Wg mnie, jesteśmy ofiarą poprzedniego sezonu i szybszego startu tego sezonu. Zapewne nie zdążyli wszyscy odpowiednio odpocząć, może został gdzieś popełniony błąd w przygotowaniach... ten sztab zawsze robił wszystko najlepiej jak potrafił, najwidoczniej doszło gdzieś do pomyłki.. trudno, zdarza się...
Co by należało zrobić? Musimy zmienić taktykę lub ustawienie. By brak formy, wydolnościowej, szybkościowej itp... nie możemy grać tak wysoko i z tak ofensywnymi obrońcami, bo Fabs nie połata sam wszystkiego, więc musimy grąć na 2 DM, albo z jednym DM, ale wtedy boczni obrońcy muszą się troche mniej zapędzać
Alisson, TAA, VVD, Robertson, Thiago, Salah to są piłkarze wybitni. Po prostu nie są aktualnie w formie. W formie każdy z nich jest abosultnym światowym topem na swojej pozycji.

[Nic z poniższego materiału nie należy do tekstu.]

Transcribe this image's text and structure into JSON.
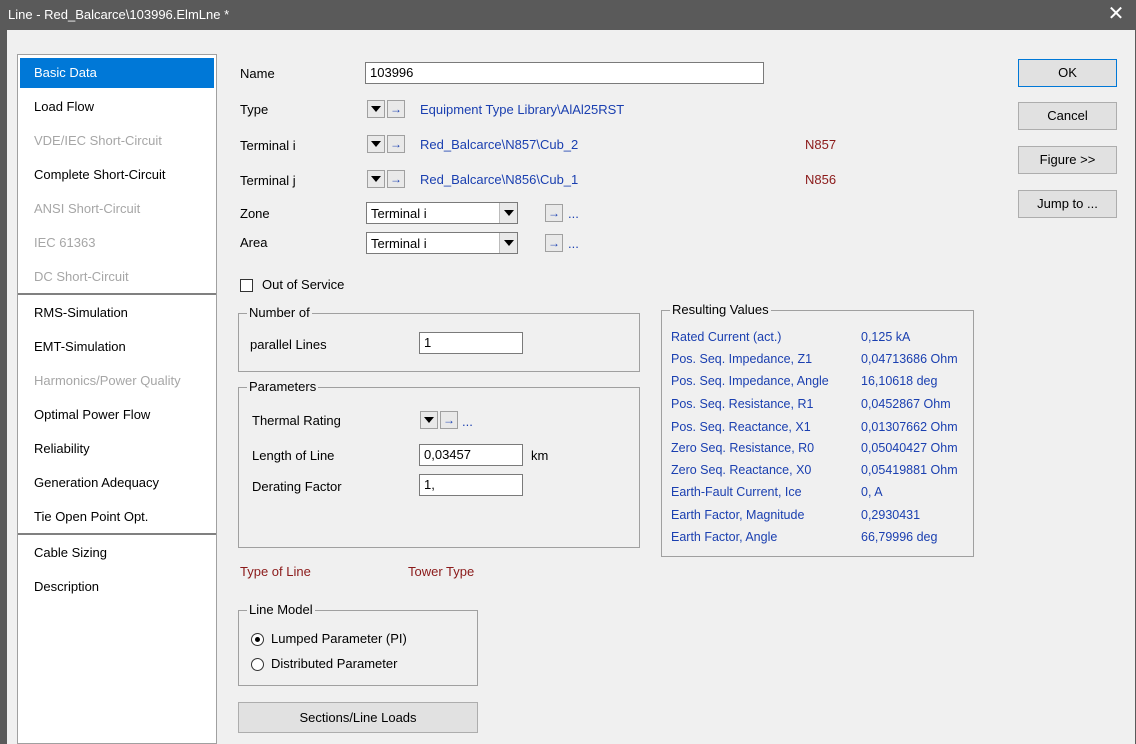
{
  "window": {
    "title": "Line - Red_Balcarce\\103996.ElmLne *",
    "close_glyph": "✕"
  },
  "sidebar": {
    "items": [
      {
        "label": "Basic Data",
        "state": "selected"
      },
      {
        "label": "Load Flow",
        "state": "enabled"
      },
      {
        "label": "VDE/IEC Short-Circuit",
        "state": "disabled"
      },
      {
        "label": "Complete Short-Circuit",
        "state": "enabled"
      },
      {
        "label": "ANSI Short-Circuit",
        "state": "disabled"
      },
      {
        "label": "IEC 61363",
        "state": "disabled"
      },
      {
        "label": "DC Short-Circuit",
        "state": "disabled"
      },
      {
        "label": "RMS-Simulation",
        "state": "enabled"
      },
      {
        "label": "EMT-Simulation",
        "state": "enabled"
      },
      {
        "label": "Harmonics/Power Quality",
        "state": "disabled"
      },
      {
        "label": "Optimal Power Flow",
        "state": "enabled"
      },
      {
        "label": "Reliability",
        "state": "enabled"
      },
      {
        "label": "Generation Adequacy",
        "state": "enabled"
      },
      {
        "label": "Tie Open Point Opt.",
        "state": "enabled"
      },
      {
        "label": "Cable Sizing",
        "state": "enabled"
      },
      {
        "label": "Description",
        "state": "enabled"
      }
    ]
  },
  "form": {
    "name_label": "Name",
    "name_value": "103996",
    "type_label": "Type",
    "type_value": "Equipment Type Library\\AlAl25RST",
    "terminal_i_label": "Terminal i",
    "terminal_i_value": "Red_Balcarce\\N857\\Cub_2",
    "terminal_i_node": "N857",
    "terminal_j_label": "Terminal j",
    "terminal_j_value": "Red_Balcarce\\N856\\Cub_1",
    "terminal_j_node": "N856",
    "zone_label": "Zone",
    "zone_value": "Terminal i",
    "area_label": "Area",
    "area_value": "Terminal i",
    "ellipsis": "...",
    "out_of_service_label": "Out of Service",
    "out_of_service_checked": false
  },
  "number_of": {
    "group_label": "Number of",
    "parallel_label": "parallel Lines",
    "parallel_value": "1"
  },
  "parameters": {
    "group_label": "Parameters",
    "thermal_label": "Thermal Rating",
    "length_label": "Length of Line",
    "length_value": "0,03457",
    "length_unit": "km",
    "derating_label": "Derating Factor",
    "derating_value": "1,"
  },
  "resulting": {
    "group_label": "Resulting Values",
    "rows": [
      {
        "label": "Rated Current (act.)",
        "value": "0,125 kA"
      },
      {
        "label": "Pos. Seq. Impedance, Z1",
        "value": "0,04713686 Ohm"
      },
      {
        "label": "Pos. Seq. Impedance, Angle",
        "value": "16,10618 deg"
      },
      {
        "label": "Pos. Seq. Resistance, R1",
        "value": "0,0452867 Ohm"
      },
      {
        "label": "Pos. Seq. Reactance, X1",
        "value": "0,01307662 Ohm"
      },
      {
        "label": "Zero Seq. Resistance, R0",
        "value": "0,05040427 Ohm"
      },
      {
        "label": "Zero Seq. Reactance, X0",
        "value": "0,05419881 Ohm"
      },
      {
        "label": "Earth-Fault Current, Ice",
        "value": "0, A"
      },
      {
        "label": "Earth Factor, Magnitude",
        "value": "0,2930431"
      },
      {
        "label": "Earth Factor, Angle",
        "value": "66,79996 deg"
      }
    ]
  },
  "type_of_line_label": "Type of Line",
  "tower_type_label": "Tower Type",
  "line_model": {
    "group_label": "Line Model",
    "options": [
      {
        "label": "Lumped Parameter (PI)",
        "selected": true
      },
      {
        "label": "Distributed Parameter",
        "selected": false
      }
    ]
  },
  "sections_button": "Sections/Line Loads",
  "buttons": {
    "ok": "OK",
    "cancel": "Cancel",
    "figure": "Figure >>",
    "jump": "Jump to ..."
  },
  "icons": {
    "arrow": "→"
  }
}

Ali, Gomez, Matip, VVD, Tsimi, Fabinho, Thiago, Firo, Jota, Nunez, Salah/Elliott.
Gomez na ŚO tylko w pucharach.
Trent i Salah odpoczynek z dwa tygodnie.
Elliot na prawy atak.
Diaz na lewy atak.
Nunez,Firmino, Jota, Carvalho na dwie pozycje 10 i 9. Rotacja
Modlić się za zdrowie Thiago i Flaco. Może Arturo cos wniesie. To jeszcze Hendo do nich dołączy. Będzie z młodym 5 pomocników.
Wróci Konate, no to z 2-3 mecze bez Virgila.
Jest tyle możliwości, nic nie jest stracone. Do przerwy na MS jest jakiś 10 kolejek. Damy rady. Ja w nas wierzę.
Już mnie wkurwia oglądanie ciągle tylko laga, laga, laga nie idzie już paczyc na to.
Odrzucić sentyment, spiąć dupe i od meczu do meczu.
Piłkarze mają być dumni, jak założą koszulkę Liverpoolu FC.
wtedy jest kim postaszyc z Ławki salah andrew kostas Eliot thiago . Według mnie problem leży w taktyce i mentalu
Zawsze graliśmy ostrym pressingiem, więc dlaczego teraz tego nie ma? Brak chęci, brak woli walki. Jak ktoś pisał - przegrana Ligi Mistrzów i porażka w PL poraz KOLEJNY jednym punktem siadła im na psychice. Zagrać każdy mecz, wygrywać prawie wszystkie, a i tak nie zdobyć najważniejszych trofeów. Zupełnie inaczej by to wyglądało, gdyby udało się wygrać chociaż jeden puchar z kategorii UCL i EPL.